[This was originally published on the OSVDB blog.]
Today, The Register wrote an article on MITRE’s announcement of a new CVE ID scheme, and got many things wrong about the situation. As I began to write out the errata in an email, someone asked that I make it public so they could learn from the response as well.
From The Register:
The pilot platform will implement a new structure for issuance of Common Vulnerabilities and Exposures numbers. MITRE will directly issue the identifiers and bypass its editorial board.
The old system bypassed the Editorial Board. The Board isn’t there to give input on assignments, not for over 10 years. The criticism right now is that the new system was rolled out without consulting the Board, which the board is supposedly there for:
The MITRE Corporation created the CVE Editorial Board, moderates Board discussions, and provides guidance throughout the process to ensure that CVE serves the public interest.
The last ID scheme change was after more than a year of discussion, debate, and ultimately a vote by the board (11/2/2012 Start –> 6/7/2013 End). This ID scheme change was a knee-jerk response to recent criticism (only after it became more public than the Editorial Board list), without any board member input. From The Register article:
The CVE numbers are the numerical tags assigned to legitimate verified bugs that act as a single source of truth for security companies and engineers as they seek to describe and patch problems.
No… CVE IDs are assigned to security issues, period. Alleged, undetermined, possible, or validated. Many IDs are assigned to bogus / illegitimate issues, which are generally discovered after the assignment has been made. There is no rule or expectation that IDs are only assigned to legitimate verified bugs. To wit, search the CVE database for the word “REJECTED”.
More importantly, the notion it is a “single source of truth” is perhaps the worst characterization of CVE one could imagine. Many companies use alternate vulnerability databases that offer more features, better consumption methods, and/or much better coverage. With MITRE falling behind other VDBs by as many as 6,000 vulnerabilities in 2015 alone, it isn’t a single source for anything more than training wheels for your vulnerability program.
The platform will exist alongside the current slower but established CVE system.

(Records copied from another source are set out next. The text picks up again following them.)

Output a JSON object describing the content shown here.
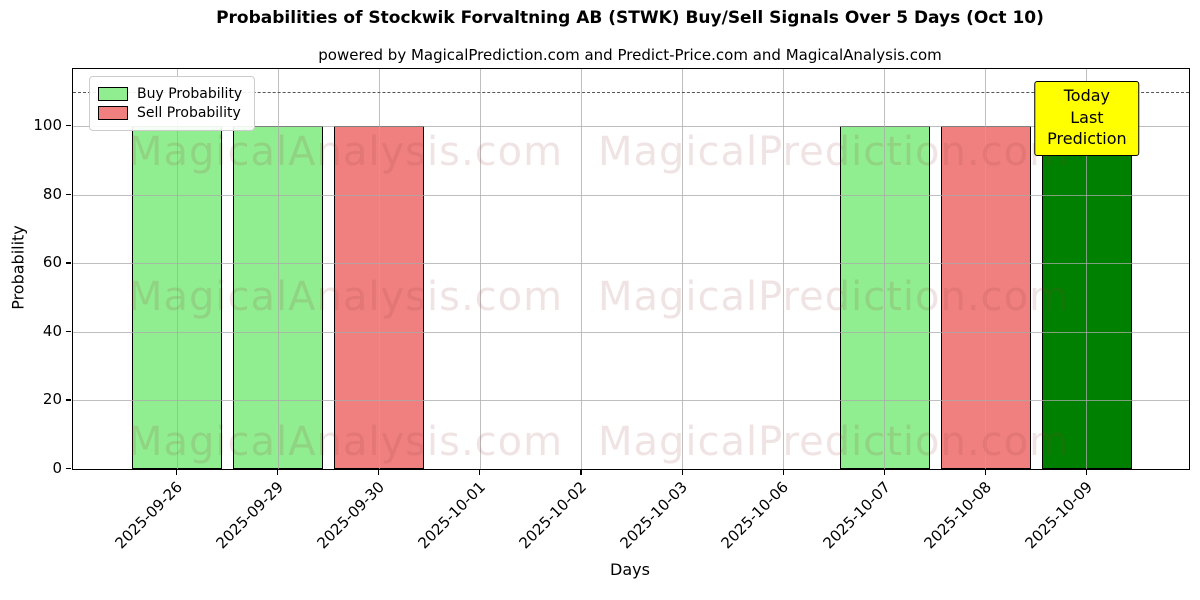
{
  "chart_data": {
    "type": "bar",
    "title": "Probabilities of Stockwik Forvaltning AB (STWK) Buy/Sell Signals Over 5 Days (Oct 10)",
    "subtitle": "powered by MagicalPrediction.com and Predict-Price.com and MagicalAnalysis.com",
    "xlabel": "Days",
    "ylabel": "Probability",
    "ylim": [
      0,
      116.7
    ],
    "yticks": [
      0,
      20,
      40,
      60,
      80,
      100
    ],
    "grid": true,
    "dashed_guide_y": 110,
    "legend_position": "upper-left",
    "categories": [
      "2025-09-26",
      "2025-09-29",
      "2025-09-30",
      "2025-10-01",
      "2025-10-02",
      "2025-10-03",
      "2025-10-06",
      "2025-10-07",
      "2025-10-08",
      "2025-10-09"
    ],
    "bars": [
      {
        "date": "2025-09-26",
        "value": 100,
        "signal": "buy",
        "color": "#90ee90"
      },
      {
        "date": "2025-09-29",
        "value": 100,
        "signal": "buy",
        "color": "#90ee90"
      },
      {
        "date": "2025-09-30",
        "value": 100,
        "signal": "sell",
        "color": "#f08080"
      },
      {
        "date": "2025-10-01",
        "value": 0,
        "signal": "none",
        "color": ""
      },
      {
        "date": "2025-10-02",
        "value": 0,
        "signal": "none",
        "color": ""
      },
      {
        "date": "2025-10-03",
        "value": 0,
        "signal": "none",
        "color": ""
      },
      {
        "date": "2025-10-06",
        "value": 0,
        "signal": "none",
        "color": ""
      },
      {
        "date": "2025-10-07",
        "value": 100,
        "signal": "buy",
        "color": "#90ee90"
      },
      {
        "date": "2025-10-08",
        "value": 100,
        "signal": "sell",
        "color": "#f08080"
      },
      {
        "date": "2025-10-09",
        "value": 100,
        "signal": "buy-last-prediction",
        "color": "#008000"
      }
    ],
    "legend": [
      {
        "label": "Buy Probability",
        "color": "#90ee90"
      },
      {
        "label": "Sell Probability",
        "color": "#f08080"
      }
    ],
    "annotation": {
      "line1": "Today",
      "line2": "Last Prediction",
      "bg_color": "#ffff00"
    },
    "watermark": {
      "left_text": "MagicalAnalysis.com",
      "right_text": "MagicalPrediction.com",
      "rows": 3
    },
    "colors": {
      "grid": "#aaaaaa",
      "bar_edge": "#000000",
      "dashed_line": "#555555",
      "today_bar": "#008000"
    }
  }
}
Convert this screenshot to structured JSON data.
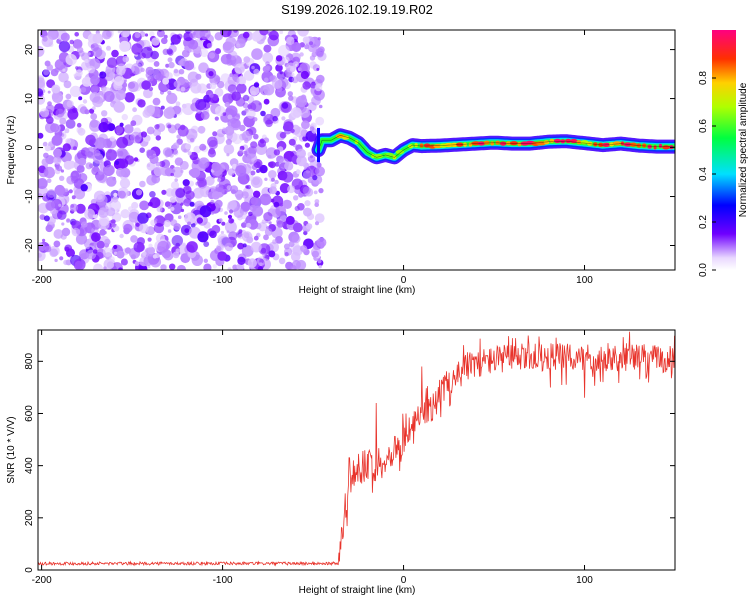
{
  "title": "S199.2026.102.19.19.R02",
  "chart_data": [
    {
      "type": "heatmap",
      "name": "spectrogram",
      "xlabel": "Height of straight line (km)",
      "ylabel": "Frequency (Hz)",
      "xlim": [
        -202,
        150
      ],
      "ylim": [
        -25,
        24
      ],
      "xticks": [
        -200,
        -100,
        0,
        100
      ],
      "xtick_labels": [
        "-200",
        "-100",
        "0",
        "100"
      ],
      "yticks": [
        -20,
        -10,
        0,
        10,
        20
      ],
      "ytick_labels": [
        "-20",
        "-10",
        "0",
        "10",
        "20"
      ],
      "noise_region_x": [
        -202,
        -45
      ],
      "signal_track": {
        "x": [
          -47,
          -45,
          -40,
          -35,
          -30,
          -25,
          -20,
          -15,
          -10,
          -5,
          0,
          5,
          10,
          20,
          30,
          40,
          50,
          60,
          70,
          80,
          90,
          100,
          110,
          120,
          130,
          140,
          150
        ],
        "freq": [
          -0.5,
          1.5,
          1.5,
          2.5,
          2.0,
          1.0,
          -1.0,
          -2.0,
          -1.5,
          -2.0,
          -0.5,
          0.5,
          0.3,
          0.4,
          0.6,
          0.8,
          1.0,
          0.8,
          0.8,
          1.2,
          1.3,
          0.9,
          0.5,
          0.8,
          0.4,
          0.2,
          0.2
        ],
        "amplitude": [
          0.3,
          0.5,
          0.6,
          0.7,
          0.65,
          0.55,
          0.6,
          0.7,
          0.55,
          0.6,
          0.6,
          0.6,
          0.85,
          0.75,
          0.8,
          0.85,
          0.85,
          0.9,
          0.95,
          0.85,
          0.9,
          0.8,
          0.9,
          0.85,
          0.9,
          0.95,
          0.95
        ]
      },
      "colorbar": {
        "label": "Normalized spectral amplitude",
        "range": [
          0,
          1
        ],
        "ticks": [
          0,
          0.2,
          0.4,
          0.6,
          0.8
        ],
        "tick_labels": [
          "0.0",
          "0.2",
          "0.4",
          "0.6",
          "0.8"
        ]
      }
    },
    {
      "type": "line",
      "name": "snr",
      "xlabel": "Height of straight line (km)",
      "ylabel": "SNR (10 * V/V)",
      "xlim": [
        -202,
        150
      ],
      "ylim": [
        0,
        920
      ],
      "xticks": [
        -200,
        -100,
        0,
        100
      ],
      "xtick_labels": [
        "-200",
        "-100",
        "0",
        "100"
      ],
      "yticks": [
        0,
        200,
        400,
        600,
        800
      ],
      "ytick_labels": [
        "0",
        "200",
        "400",
        "600",
        "800"
      ],
      "color": "#e8332b",
      "series": [
        {
          "name": "SNR",
          "x": [
            -202,
            -100,
            -36,
            -35,
            -32,
            -30,
            -28,
            -25,
            -22,
            -20,
            -18,
            -15,
            -12,
            -10,
            -8,
            -5,
            -3,
            0,
            3,
            5,
            8,
            10,
            12,
            15,
            18,
            20,
            25,
            30,
            35,
            40,
            45,
            50,
            55,
            60,
            70,
            80,
            90,
            100,
            110,
            120,
            130,
            140,
            150
          ],
          "y": [
            25,
            25,
            25,
            80,
            250,
            330,
            370,
            400,
            350,
            390,
            420,
            380,
            420,
            430,
            440,
            460,
            480,
            500,
            530,
            550,
            580,
            600,
            610,
            620,
            640,
            680,
            720,
            760,
            780,
            790,
            800,
            805,
            810,
            815,
            815,
            815,
            815,
            810,
            815,
            815,
            815,
            810,
            805
          ]
        }
      ],
      "spikes": {
        "x": [
          -30,
          -15,
          10,
          90,
          100
        ],
        "y": [
          430,
          640,
          780,
          710,
          660
        ]
      },
      "noise_amplitude_low": 12,
      "noise_amplitude_high": 55
    }
  ]
}
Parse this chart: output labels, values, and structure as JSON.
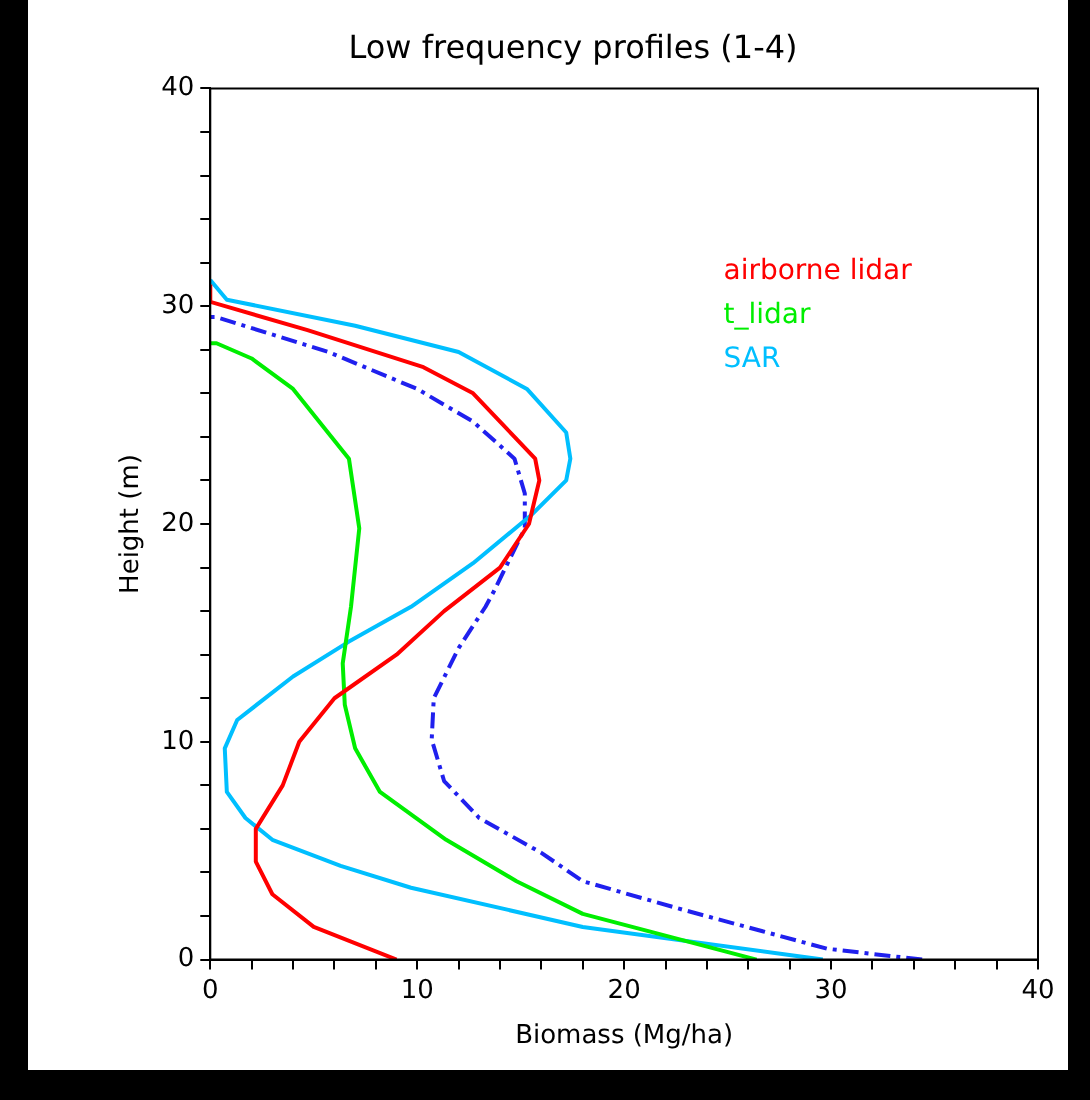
{
  "chart_data": {
    "type": "line",
    "title": "Low frequency profiles (1-4)",
    "xlabel": "Biomass (Mg/ha)",
    "ylabel": "Height (m)",
    "xlim": [
      0,
      40
    ],
    "ylim": [
      0,
      40
    ],
    "xticks": [
      0,
      {
        "value": 2,
        "label": null
      },
      {
        "value": 4,
        "label": null
      },
      {
        "value": 6,
        "label": null
      },
      {
        "value": 8,
        "label": null
      },
      10,
      {
        "value": 12,
        "label": null
      },
      {
        "value": 14,
        "label": null
      },
      {
        "value": 16,
        "label": null
      },
      {
        "value": 18,
        "label": null
      },
      20,
      {
        "value": 22,
        "label": null
      },
      {
        "value": 24,
        "label": null
      },
      {
        "value": 26,
        "label": null
      },
      {
        "value": 28,
        "label": null
      },
      30,
      {
        "value": 32,
        "label": null
      },
      {
        "value": 34,
        "label": null
      },
      {
        "value": 36,
        "label": null
      },
      {
        "value": 38,
        "label": null
      },
      40
    ],
    "yticks": [
      0,
      {
        "value": 2,
        "label": null
      },
      {
        "value": 4,
        "label": null
      },
      {
        "value": 6,
        "label": null
      },
      {
        "value": 8,
        "label": null
      },
      10,
      {
        "value": 12,
        "label": null
      },
      {
        "value": 14,
        "label": null
      },
      {
        "value": 16,
        "label": null
      },
      {
        "value": 18,
        "label": null
      },
      20,
      {
        "value": 22,
        "label": null
      },
      {
        "value": 24,
        "label": null
      },
      {
        "value": 26,
        "label": null
      },
      {
        "value": 28,
        "label": null
      },
      30,
      {
        "value": 32,
        "label": null
      },
      {
        "value": 34,
        "label": null
      },
      {
        "value": 36,
        "label": null
      },
      {
        "value": 38,
        "label": null
      },
      40
    ],
    "grid": false,
    "legend": "top right",
    "marker": "none",
    "series": [
      {
        "name": "airborne lidar",
        "color": "#ff0000",
        "x": [
          9,
          5,
          3,
          2.2,
          2.2,
          3.5,
          4.3,
          6,
          9,
          11.3,
          14,
          15.4,
          15.9,
          15.7,
          14.7,
          12.7,
          10.3,
          4.7,
          0,
          0
        ],
        "values": [
          0,
          1.5,
          3,
          4.5,
          6,
          8,
          10,
          12,
          14,
          16,
          18,
          20,
          22,
          23,
          24,
          26,
          27.2,
          28.9,
          30.2,
          31
        ]
      },
      {
        "name": "t_lidar",
        "color": "#00ee00",
        "x": [
          26.4,
          18,
          14.8,
          11.4,
          8.2,
          7,
          6.5,
          6.4,
          6.8,
          7.2,
          6.7,
          4,
          2,
          0.3,
          0
        ],
        "values": [
          0,
          2.1,
          3.6,
          5.5,
          7.7,
          9.7,
          11.7,
          13.6,
          16.2,
          19.8,
          23,
          26.2,
          27.6,
          28.3,
          28.3
        ]
      },
      {
        "name": "SAR",
        "color": "#00bfff",
        "x": [
          29.6,
          18,
          9.7,
          6.3,
          3,
          1.7,
          0.8,
          0.7,
          1.3,
          4,
          6.7,
          9.7,
          12.7,
          15.5,
          17.2,
          17.4,
          17.2,
          15.3,
          12,
          7,
          0.8,
          0
        ],
        "values": [
          0,
          1.5,
          3.3,
          4.3,
          5.5,
          6.5,
          7.7,
          9.7,
          11,
          13,
          14.6,
          16.2,
          18.2,
          20.4,
          22,
          23,
          24.2,
          26.2,
          27.9,
          29.1,
          30.3,
          31.2
        ]
      },
      {
        "color": "#2020ee",
        "line_style": "dashed",
        "x": [
          34.4,
          29.8,
          22.8,
          18,
          16,
          13,
          11.3,
          10.7,
          10.8,
          12,
          13.3,
          13.7,
          15.2,
          15.2,
          14.7,
          12.7,
          10,
          5.7,
          0.3,
          0
        ],
        "values": [
          0,
          0.5,
          2.3,
          3.6,
          4.9,
          6.5,
          8.2,
          10.1,
          12,
          14.3,
          16.2,
          16.9,
          19.8,
          21.4,
          23,
          24.7,
          26.2,
          27.9,
          29.5,
          29.5
        ]
      }
    ]
  }
}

At this point, with what has been published by MITRE, this is pure propoganda in line with the platitudes they have been giving the Editorial Board for the last year. The new format does not make things easier for them, in any way. The ‘old ID scheme’ was never the slowdown or choke point in their process. In fact, read their press release and they say they will be the only ones issuing federated IDs, meaning the same problem will happen in the interim. If it doesn’t, and they start issuing faster, it wasn’t the new scheme that fixed it. More important to this part of the story is that it wasn’t just about assignment speed. The last six months have seen MITRE flat out refuse assignments to more and more researchers, citing the vulnerable software isn’t on their list of monitored products. Worse, they actually blame the Editorial Board to a degree, which is a blatant and pathetic attempt at scape-goating. The list they refer to was voted on by the board, yes. But the list given to the board was tragically small and it was about arranging the last chairs on the Titanic so to speak.
He says MITRE is aiming for automated vulnerability identification, description, and processing, and welcomed input from board members and the security community.
This is amusing, disgusting, and absurd. MITRE, including the new person in the mix (Sain) have NOT truly welcomed input from the board. The board has been giving input, non-stop, and MITRE has been ignoring it every single time. Only after repeated mails asking for an update, do they give us the next brief platitude. Sain’s title, “MITRE CVE communications and adoption lead”, is also ironic, given that just last week Sain told the board he would contact them via telephone to discuss the issues facing CVE, and never did. Instead, there was no communication, and MITRE decided to roll out a scheme that was horribly designed without any input from the Board or the industry.
For those who want a better glimpse into just how bad MITRE is handling the CVE project, I encourage you to read the Editorial Board traffic (and hope it is updated, as MITRE still manually runs a script to update that archive).